Vaya desfachatez, un viaje pagado con el dinero de los contribuyentes, muchos de los que le aplauden a rabiar y quien como fuerza política “de saltos”: primero estaba en el PRI, luego en su madura conciencia formó un partido de nueva creación apoyando a Cuauhtémoc Cárdenas, el PRD, al que ni tardo ni perezoso traicionó. Igual lo hizo su compinche Porfirio Muñoz Ledo, quien siguió sus pasos a pie juntillas, hoy en un partido obscurón.

Traidores todos, con una ideología convenencieramente traidora, se colocó como uno de los verdaderos vividores del contribuyente nacional.
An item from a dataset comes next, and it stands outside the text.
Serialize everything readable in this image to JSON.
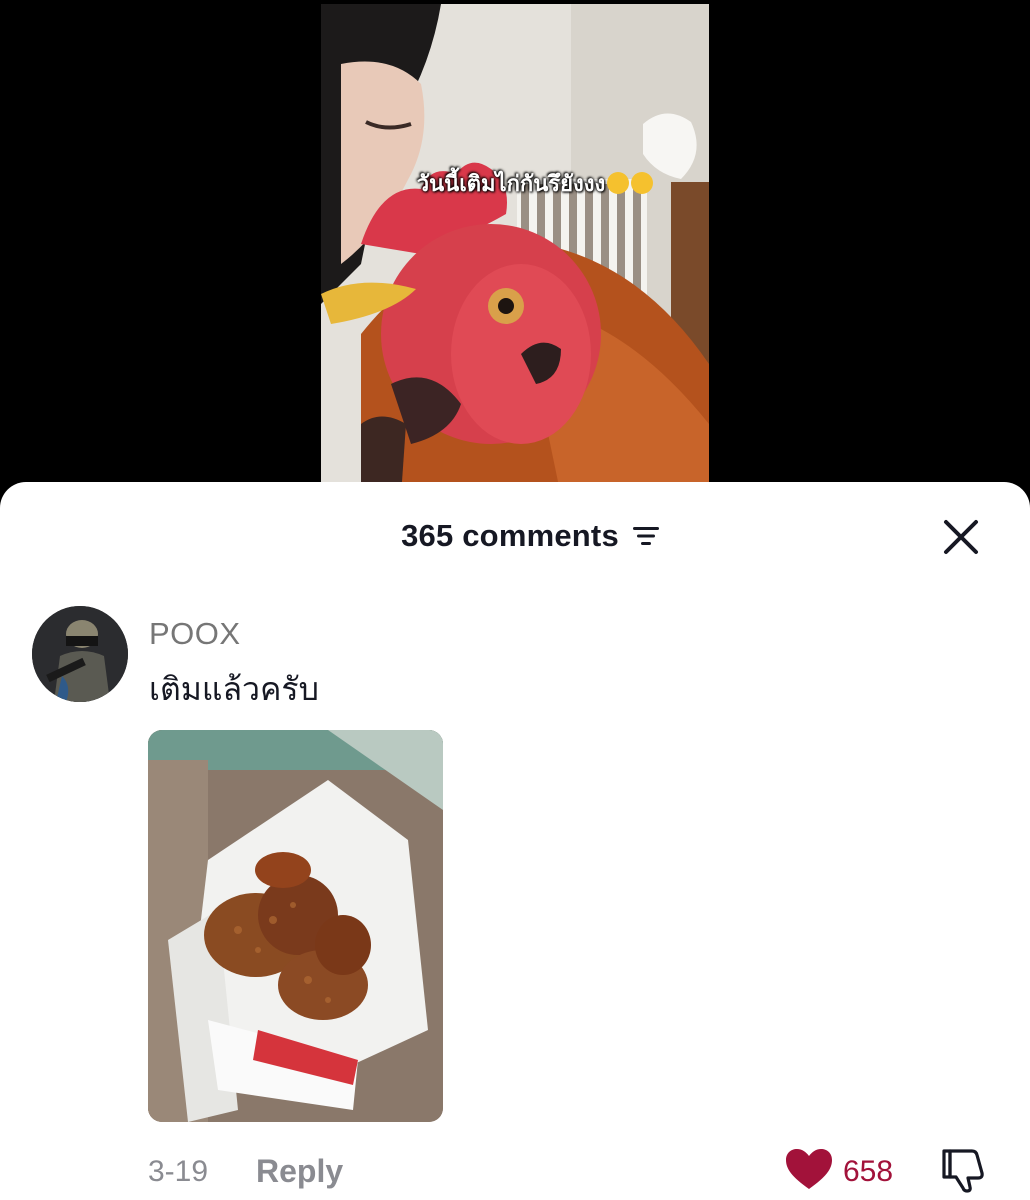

Por ello me pregunto ¿cómo hablar de honestidad, cuando ni se conoce ni se tiene?

La pulcritud interior debe contar, es un hecho fehaciente el repudio general a todas nuestras autoridades -ganado a pulso- a golpe de insistencia, llegó el momento en que su credibilidad se desdibujó, perdiéndose en la antipatía generalizada y en un repudio permanente.

Si el Papa Francisco recibió una “medallita” un pequeño libro y la genuflexión del “vertical” AMLO vaya descaro, los senadores y diputados para enderezar el barco que hace agua, invitaron al prelado a asistir a una sesión solemne, en la Cámara de Senadores, es decir en manada.

El Papa metido de lleno en la política mexicana, tal vez pretendiendo renacer la vieja Inquisición que tantas vidas inocentes segara o ¿por qué no? renacer el viejo derecho de pernada ¡qué sé yo!

El asunto es que gastando millones de los mexicanos, AMLO hace recorridos buscando en la Santa Sede el milagro que lo lleve a la silla presidencial. ¡Si hoy nos va mal! ¿qué sucederá con ese “legítimo” vividor de la política en la presidencia?

Los políticos de ahora, aquellos que se dicen reformadores y sacan partidos de las mangas, buscan ante su ineficacia a la iglesia católica, si aquellos que se decían “come curas”, se acercan a ella no para atraer las bondades del redentor, ajeno totalmente a ellos.

Pero no, lo hacen para unir corazones, porque estos son votos y ellos están muy necesitados para seguir viviendo de la ubre presupuestal, o sea de los impuestos que usted y yo pagamos.

De ahí que me pregunte ¿para qué mantener estos zánganos vividores? ¿Nuestros legisladores les permitirán seguir viviendo? ¿Continuarán saqueando a nuestro México? O nuestros legisladores como “El Chapulín Colorado” ¡nos defenderán!

Los hay en todos los colores y ejercicios, mantenidos de toda la vida. Sin decir nombres. ¿Qué dirá la Iglesia mexicana?

Ya entrados en eso de la religión ¡Qué Dios nos proteja!